A one-inch-long dwarf seahorse charms viewers in Waikiki Aquarium's new Amazing Adaptations gallery. // © 2014 Jeffery Jeffords
Feature image (above): Rendering of the Polynesian Cultural Center's new Hukilau Marketplace, which opens in January 2015. // © 2014 Polynesian Cultural Center
Like fine wines, great destinations keep improving over time, and Oahu is a perfect example of that.
Officials at the island’s attractions are paying close attention to visitor interests and needs, and responding with renovations and new additions that keep clients coming back with smiles on their faces.

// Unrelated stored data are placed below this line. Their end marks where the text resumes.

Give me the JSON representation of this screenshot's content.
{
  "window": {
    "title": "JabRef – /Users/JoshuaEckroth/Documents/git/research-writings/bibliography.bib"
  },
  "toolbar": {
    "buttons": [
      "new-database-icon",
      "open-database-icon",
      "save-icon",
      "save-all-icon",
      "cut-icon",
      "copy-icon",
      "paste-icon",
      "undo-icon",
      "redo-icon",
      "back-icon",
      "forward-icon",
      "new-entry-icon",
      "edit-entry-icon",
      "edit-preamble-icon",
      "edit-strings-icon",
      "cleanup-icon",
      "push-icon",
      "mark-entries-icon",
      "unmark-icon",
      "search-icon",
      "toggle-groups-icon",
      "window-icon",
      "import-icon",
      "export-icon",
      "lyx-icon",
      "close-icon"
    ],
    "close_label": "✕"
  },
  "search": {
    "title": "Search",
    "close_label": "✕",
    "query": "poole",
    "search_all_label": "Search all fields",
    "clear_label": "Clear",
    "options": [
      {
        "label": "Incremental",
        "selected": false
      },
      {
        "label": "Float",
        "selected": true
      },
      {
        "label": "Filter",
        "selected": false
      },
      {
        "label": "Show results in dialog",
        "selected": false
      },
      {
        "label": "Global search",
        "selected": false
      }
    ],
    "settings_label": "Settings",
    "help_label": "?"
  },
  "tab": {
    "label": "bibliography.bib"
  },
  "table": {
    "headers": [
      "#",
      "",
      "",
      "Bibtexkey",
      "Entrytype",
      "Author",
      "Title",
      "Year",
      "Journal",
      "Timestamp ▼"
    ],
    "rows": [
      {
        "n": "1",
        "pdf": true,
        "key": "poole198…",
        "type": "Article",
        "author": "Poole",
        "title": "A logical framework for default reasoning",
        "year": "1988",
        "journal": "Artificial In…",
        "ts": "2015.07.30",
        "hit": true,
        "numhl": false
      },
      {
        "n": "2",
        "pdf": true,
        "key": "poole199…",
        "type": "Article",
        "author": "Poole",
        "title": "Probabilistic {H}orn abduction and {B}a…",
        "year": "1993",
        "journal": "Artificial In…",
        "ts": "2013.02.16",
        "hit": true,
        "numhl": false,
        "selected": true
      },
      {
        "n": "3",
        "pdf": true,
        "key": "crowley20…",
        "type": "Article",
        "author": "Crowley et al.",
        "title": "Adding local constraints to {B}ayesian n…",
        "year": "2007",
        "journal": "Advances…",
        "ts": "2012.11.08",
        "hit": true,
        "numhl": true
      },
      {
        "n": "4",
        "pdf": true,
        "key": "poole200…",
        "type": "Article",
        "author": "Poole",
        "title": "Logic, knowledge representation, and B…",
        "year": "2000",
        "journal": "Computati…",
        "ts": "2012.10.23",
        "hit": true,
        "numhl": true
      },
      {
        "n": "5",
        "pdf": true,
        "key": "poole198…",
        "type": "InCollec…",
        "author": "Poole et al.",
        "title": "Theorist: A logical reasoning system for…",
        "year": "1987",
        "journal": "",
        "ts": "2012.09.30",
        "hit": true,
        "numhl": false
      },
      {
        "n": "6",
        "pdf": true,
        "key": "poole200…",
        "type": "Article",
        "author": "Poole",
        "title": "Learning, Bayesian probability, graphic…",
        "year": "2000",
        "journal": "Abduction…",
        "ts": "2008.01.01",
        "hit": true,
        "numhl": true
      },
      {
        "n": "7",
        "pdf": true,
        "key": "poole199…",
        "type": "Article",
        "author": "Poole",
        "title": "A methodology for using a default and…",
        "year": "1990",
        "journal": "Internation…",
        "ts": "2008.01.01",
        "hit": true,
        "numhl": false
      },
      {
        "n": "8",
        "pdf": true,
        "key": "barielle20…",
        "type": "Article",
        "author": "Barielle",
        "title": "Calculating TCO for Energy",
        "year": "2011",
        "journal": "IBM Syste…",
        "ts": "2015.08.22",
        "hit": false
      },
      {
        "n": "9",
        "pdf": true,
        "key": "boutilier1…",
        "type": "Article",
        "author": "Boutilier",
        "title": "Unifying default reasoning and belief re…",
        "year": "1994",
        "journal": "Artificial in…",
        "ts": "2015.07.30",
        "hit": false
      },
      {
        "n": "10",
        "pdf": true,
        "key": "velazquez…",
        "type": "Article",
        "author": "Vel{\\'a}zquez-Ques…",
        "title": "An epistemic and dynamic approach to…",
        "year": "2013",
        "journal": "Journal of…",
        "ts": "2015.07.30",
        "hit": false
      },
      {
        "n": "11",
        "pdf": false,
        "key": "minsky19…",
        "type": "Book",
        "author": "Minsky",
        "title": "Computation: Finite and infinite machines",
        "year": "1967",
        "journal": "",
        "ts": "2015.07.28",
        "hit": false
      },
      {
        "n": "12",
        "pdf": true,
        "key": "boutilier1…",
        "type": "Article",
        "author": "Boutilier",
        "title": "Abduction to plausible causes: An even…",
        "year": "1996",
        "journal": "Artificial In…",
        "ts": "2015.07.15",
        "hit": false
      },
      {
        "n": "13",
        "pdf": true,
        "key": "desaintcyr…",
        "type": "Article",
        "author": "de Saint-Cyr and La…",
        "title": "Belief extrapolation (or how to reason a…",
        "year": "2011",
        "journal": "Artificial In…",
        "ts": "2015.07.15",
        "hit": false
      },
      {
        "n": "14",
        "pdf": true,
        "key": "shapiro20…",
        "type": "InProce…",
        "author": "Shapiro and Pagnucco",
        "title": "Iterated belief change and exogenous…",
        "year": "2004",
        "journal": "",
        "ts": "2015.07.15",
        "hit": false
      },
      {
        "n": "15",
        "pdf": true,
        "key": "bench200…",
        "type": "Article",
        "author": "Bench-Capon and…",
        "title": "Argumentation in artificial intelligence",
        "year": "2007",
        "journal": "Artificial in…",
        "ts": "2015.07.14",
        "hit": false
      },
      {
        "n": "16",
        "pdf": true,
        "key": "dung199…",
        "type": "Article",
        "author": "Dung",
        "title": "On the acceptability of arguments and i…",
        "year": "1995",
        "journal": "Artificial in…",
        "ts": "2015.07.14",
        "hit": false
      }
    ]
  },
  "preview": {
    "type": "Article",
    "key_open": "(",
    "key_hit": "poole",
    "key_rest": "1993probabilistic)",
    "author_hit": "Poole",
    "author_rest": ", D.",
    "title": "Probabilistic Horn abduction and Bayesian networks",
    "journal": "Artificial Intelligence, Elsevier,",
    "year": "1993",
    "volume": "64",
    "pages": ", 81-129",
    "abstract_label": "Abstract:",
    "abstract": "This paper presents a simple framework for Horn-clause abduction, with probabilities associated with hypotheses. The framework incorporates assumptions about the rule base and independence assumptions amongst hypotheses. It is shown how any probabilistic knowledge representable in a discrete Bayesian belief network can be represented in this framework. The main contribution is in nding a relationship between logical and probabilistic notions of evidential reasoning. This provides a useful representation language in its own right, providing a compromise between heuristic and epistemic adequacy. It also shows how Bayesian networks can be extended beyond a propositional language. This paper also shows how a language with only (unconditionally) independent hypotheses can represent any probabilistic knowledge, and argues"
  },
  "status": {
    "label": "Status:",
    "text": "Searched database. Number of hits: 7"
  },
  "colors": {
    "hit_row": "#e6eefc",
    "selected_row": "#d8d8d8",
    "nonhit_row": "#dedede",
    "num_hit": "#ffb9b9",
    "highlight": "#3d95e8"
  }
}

Following is a look at five famous landmarks that have recently made moves to maintain their allure.
Battleship Missouri Memorial
The historic Pearl Harbor battleship spent $57,000 to restore 13 staterooms where high-ranking officers lived when the USS Missouri was in service. From period furnishings and fixtures to books, maps and uniforms, the rooms offer a real-life sense of how the upper ranks lived and worked. Next up: the renovation of the Wardroom where officers once dined to its original condition, providing a unique venue for meetings and special events.
Going strong at 125 years old and fresh from a multimillion dollar upgrade, Bishop Museum is the foremost collection of Hawaiian and Pacific artifacts. The museum recently introduced the Pacific Hall, where exhibits are designed to teach visitors about the connection between Pacific Island cultures and people. From Nov. 8, 2014 to Feb. 3, 2015, a special anniversary exhibit will highlight the museum’s role in chronicling the changes in Hawaii over the past 125 years through photos, memorabilia and archival materials.
Hilton Hawaiian Village Waikiki Beach Resort
When Hilton’s 31-story Rainbow Mural debuted in 1968, it was the world’s tallest mosaic. Thanks to a $4.25 million investment, the mural has been refurbished with more than 31,000 new tiles replicating the original design. Visible from 2.5 miles away, the vibrant mural has been a fixture in many movies, TV shows and vacation snapshots. It measures 286 feet high by 26 feet wide and flanks the north and south sides of the hotel’s Rainbow Tower.
Polynesian Cultural Center (PCC)
Fifty years old and still a top draw, this north Oahu attraction will open Hukilau Marketplace in January 2015. Built in front of the PCC for easy access, the 119,000-square-foot Polynesian-inspired gathering place will feature an open-air design for its shops, restaurants, kiosks, carts and free live entertainment. Part of PCC’s five-year $100 million renovation, Hukilau Marketplace is designed as a stopping-off place for north shore sightseers as well as a destination in its own right.
It may be the second oldest aquarium of its kind in the U.S., but Waikiki Aquarium is keeping current with its new Amazing Adaptations gallery that was six years in the making. Featuring exotica such as the weedy seadragon, smooth seahorse, redstripe pipefish, dwarf seahorse and potbelly seahorse, the 60-foot-tall, 3,000-gallon exhibit also features a variety of fish from Hawaiian waters. Access to Amazing Adaptations is included in the cost of general admission.